Black Portland Matters Art & Placemaking Initiative launches two new projects featuring local photographer Richard Brown and writer Renée Watson

The Regional Arts & Culture Council (RACC) has teamed up with the Portland Bureau of Transportation (PBOT) to support local Black-led art projects around the city.

Along the median strip on NE Holladay Street, between the Oregon Convention Center and the Hyatt Hotel and parking structure, the temporary public art project that began in 2019, In—Between returns. Author Renée Watson has responded with poetry to the photographs of Richard Brown. Eight unique ten-foot banners displayed along the Max tracks convey Black children’s dreams of their possible futures.

Richard Brown is a photographer and a Black Portlander who has spent decades working to bridge the divide between the police and the Black community. Through his art and activism, Brown has been an advocate for Portland’s Black communities for over 40 years.

“Being an activist can often feel like walking through a dark tunnel with no end in sight. But I have learned something over the years: you can make your own light. And you’ll need to. I’ve made my own light by taking pictures.” – Richard Brown.

A sample of the banners that will be displayed along the Max tracks. Designed by Danielle McCoy of Amen Amen Studio.

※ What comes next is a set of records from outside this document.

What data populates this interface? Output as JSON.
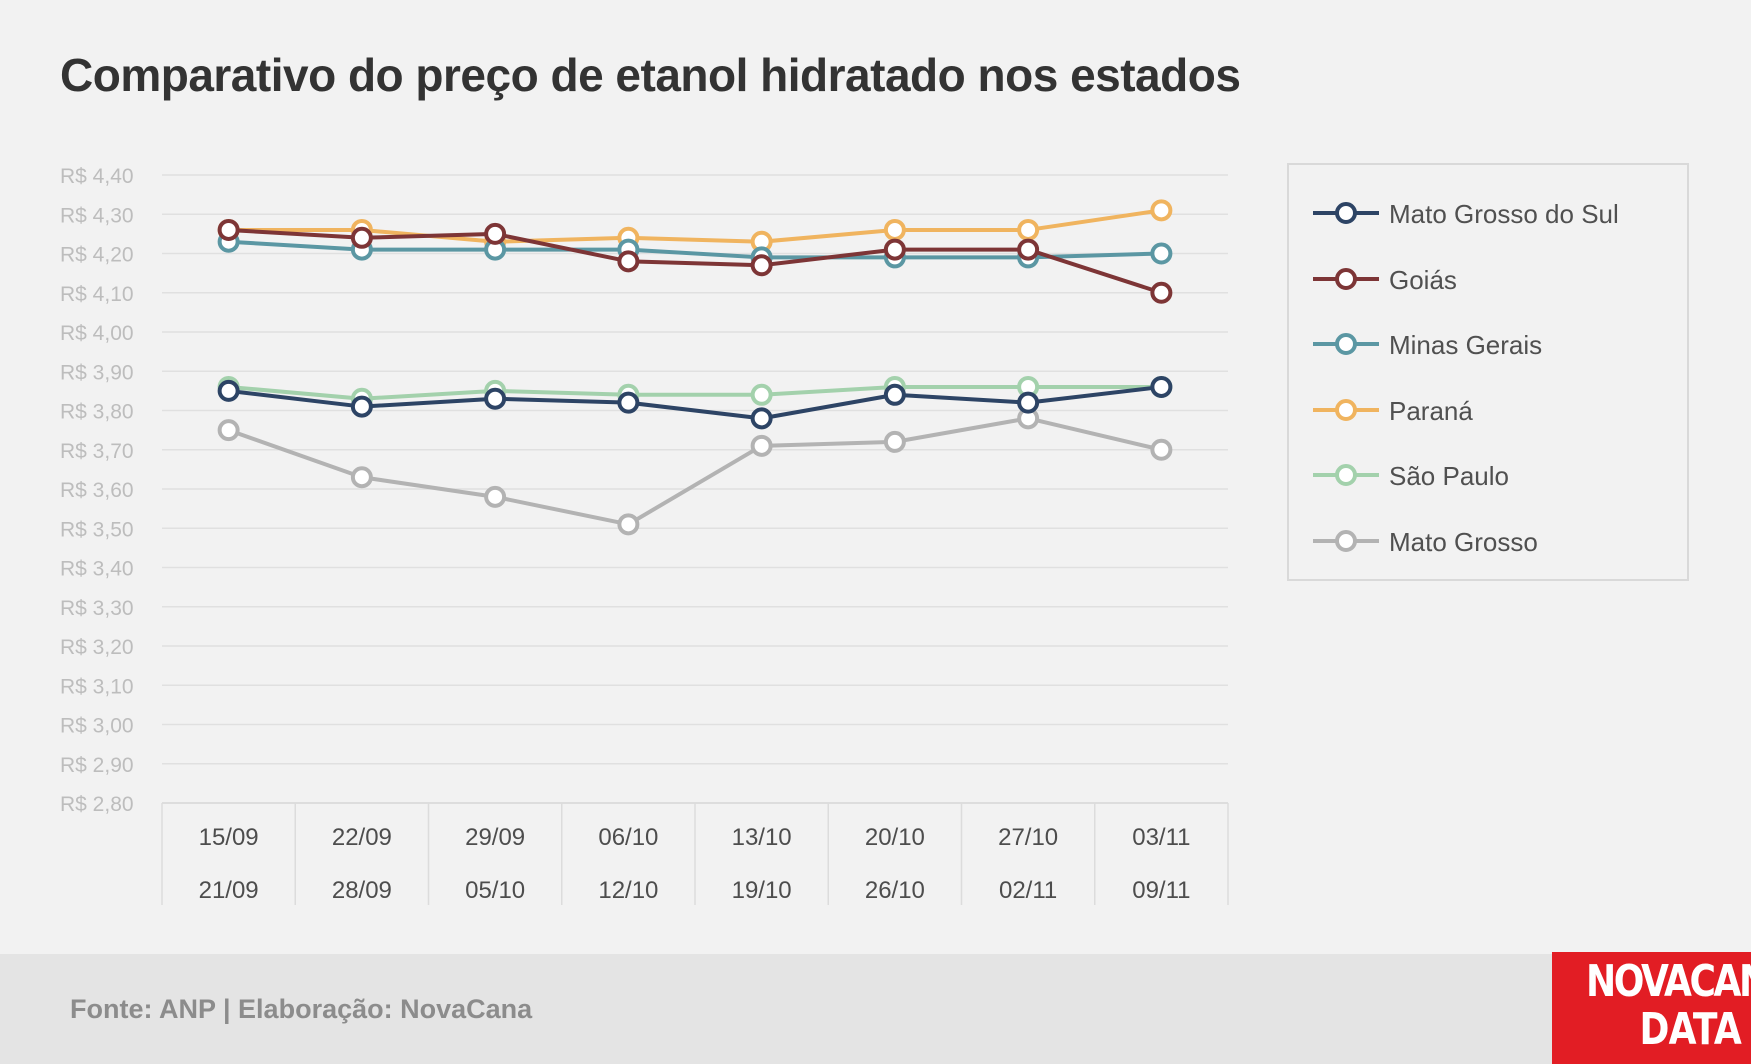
{
  "chart_data": {
    "type": "line",
    "title": "Comparativo do preço de etanol hidratado nos estados",
    "categories": [
      [
        "15/09",
        "21/09"
      ],
      [
        "22/09",
        "28/09"
      ],
      [
        "29/09",
        "05/10"
      ],
      [
        "06/10",
        "12/10"
      ],
      [
        "13/10",
        "19/10"
      ],
      [
        "20/10",
        "26/10"
      ],
      [
        "27/10",
        "02/11"
      ],
      [
        "03/11",
        "09/11"
      ]
    ],
    "ylim": [
      2.8,
      4.4
    ],
    "y_tick_values": [
      4.4,
      4.3,
      4.2,
      4.1,
      4.0,
      3.9,
      3.8,
      3.7,
      3.6,
      3.5,
      3.4,
      3.3,
      3.2,
      3.1,
      3.0,
      2.9,
      2.8
    ],
    "y_tick_labels": [
      "R$ 4,40",
      "R$ 4,30",
      "R$ 4,20",
      "R$ 4,10",
      "R$ 4,00",
      "R$ 3,90",
      "R$ 3,80",
      "R$ 3,70",
      "R$ 3,60",
      "R$ 3,50",
      "R$ 3,40",
      "R$ 3,30",
      "R$ 3,20",
      "R$ 3,10",
      "R$ 3,00",
      "R$ 2,90",
      "R$ 2,80"
    ],
    "grid": true,
    "legend_position": "right",
    "series": [
      {
        "name": "Mato Grosso",
        "color": "#b3b3b3",
        "values": [
          3.75,
          3.63,
          3.58,
          3.51,
          3.71,
          3.72,
          3.78,
          3.7
        ]
      },
      {
        "name": "São Paulo",
        "color": "#a3d1ac",
        "values": [
          3.86,
          3.83,
          3.85,
          3.84,
          3.84,
          3.86,
          3.86,
          3.86
        ]
      },
      {
        "name": "Paraná",
        "color": "#f0b45f",
        "values": [
          4.26,
          4.26,
          4.23,
          4.24,
          4.23,
          4.26,
          4.26,
          4.31
        ]
      },
      {
        "name": "Minas Gerais",
        "color": "#5b97a3",
        "values": [
          4.23,
          4.21,
          4.21,
          4.21,
          4.19,
          4.19,
          4.19,
          4.2
        ]
      },
      {
        "name": "Goiás",
        "color": "#7d3536",
        "values": [
          4.26,
          4.24,
          4.25,
          4.18,
          4.17,
          4.21,
          4.21,
          4.1
        ]
      },
      {
        "name": "Mato Grosso do Sul",
        "color": "#2d4465",
        "values": [
          3.85,
          3.81,
          3.83,
          3.82,
          3.78,
          3.84,
          3.82,
          3.86
        ]
      }
    ],
    "legend_order": [
      "Mato Grosso do Sul",
      "Goiás",
      "Minas Gerais",
      "Paraná",
      "São Paulo",
      "Mato Grosso"
    ]
  },
  "footer": {
    "source": "Fonte: ANP | Elaboração: NovaCana"
  },
  "logo": {
    "line1": "NOVACANA",
    "line2": "DATA",
    "color": "#e21d24"
  }
}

Renée Watson is a #1 New York Times bestselling author, educator, and community activist, and her writing centers around the experiences of Black girls and women, exploring themes of home, identity, and the intersections of race, class, and gender. Many of Renée’s books are inspired by her childhood growing up in Portland.  Her book series, A Ryan Hart Story, takes place in the Northeast Portland neighborhood and the main character attends Vernon Elementary school.

The artist and author share common ground, both in their work and in their personal histories. Having grown up in Northeast Portland, Watson now calls Harlem home. Born in Harlem, Brown now calls Northeast Portland home. The students featured on the banners attended Vernon Elementary School, which Watson attended and continues to write about. This pairing of text and image, curated by and featuring the work of intergenerational Black artists and activists, asserts dreaming into becoming.

The banners will appear on four posts along NE Holladay Street between Martin Luther King Jr. Boulevard and 1st Avenue through June 30, 2023.

“I am the song of my ancestors. In me an ocean of melodies sing.” – Renée Watson

Continuing up NE Martin Luther King Jr. Boulevard, Richard Brown’s series of photographs “Keepers Of OurStory will be on view beginning in late September on the exterior of the Walnut Park Complex at Multnomah County Northeast Health Center (5329 NE MLK Jr Blvd, Portland, Oregon). Made in 1988, these studio and environmental portraits of Black Portland elders were created to encourage the community to value the Black elders in their lives. “Keepers Of OurStory” sits alongside the 1998 mural work of celebrated Portland artist Adriene Cruz, who coincidentally was also born in Harlem.

Intisar Abioto, whose photographs were previously displayed at this same site alongside Hank Willis Thomas’s work, has curated these projects. A Memphis native, Abioto moved to Portland twelve years ago with her mother and sisters, and has since gained recognition for her photography and her blog, The Black Portlanders. Moving from the visionary and embodied root of Black girl Southern cross-temporal, cross-modal storytelling ways, her works refer to the living breath/breadth of people of African descent against the expanse of their storied, geographic, and imaginative landscapes.

Another Black-led Public Art project in Northeast Portland is from artist Sharita Towne. Named Black Reverie, the project is a collaborative project to create publicly accessible, exterior site-based activations that act as artistic expressions of love for Black Portland in neighborhoods of significance. One component of the project consisted of Sharita working with a variety of collaborators to create screen-based activations focusing on Black Portlanders telling their migration stories through the use of video excerpts, soundscapes, projection mapping, programmed LED lights as well as a refurbished telephone interactively capturing stories. This occurred on Juneteenth in 2021. In the fall of 2021, the second aspect of the project was completed which resulted in a mural that includes LED lights and installed lettering of the words “still here”.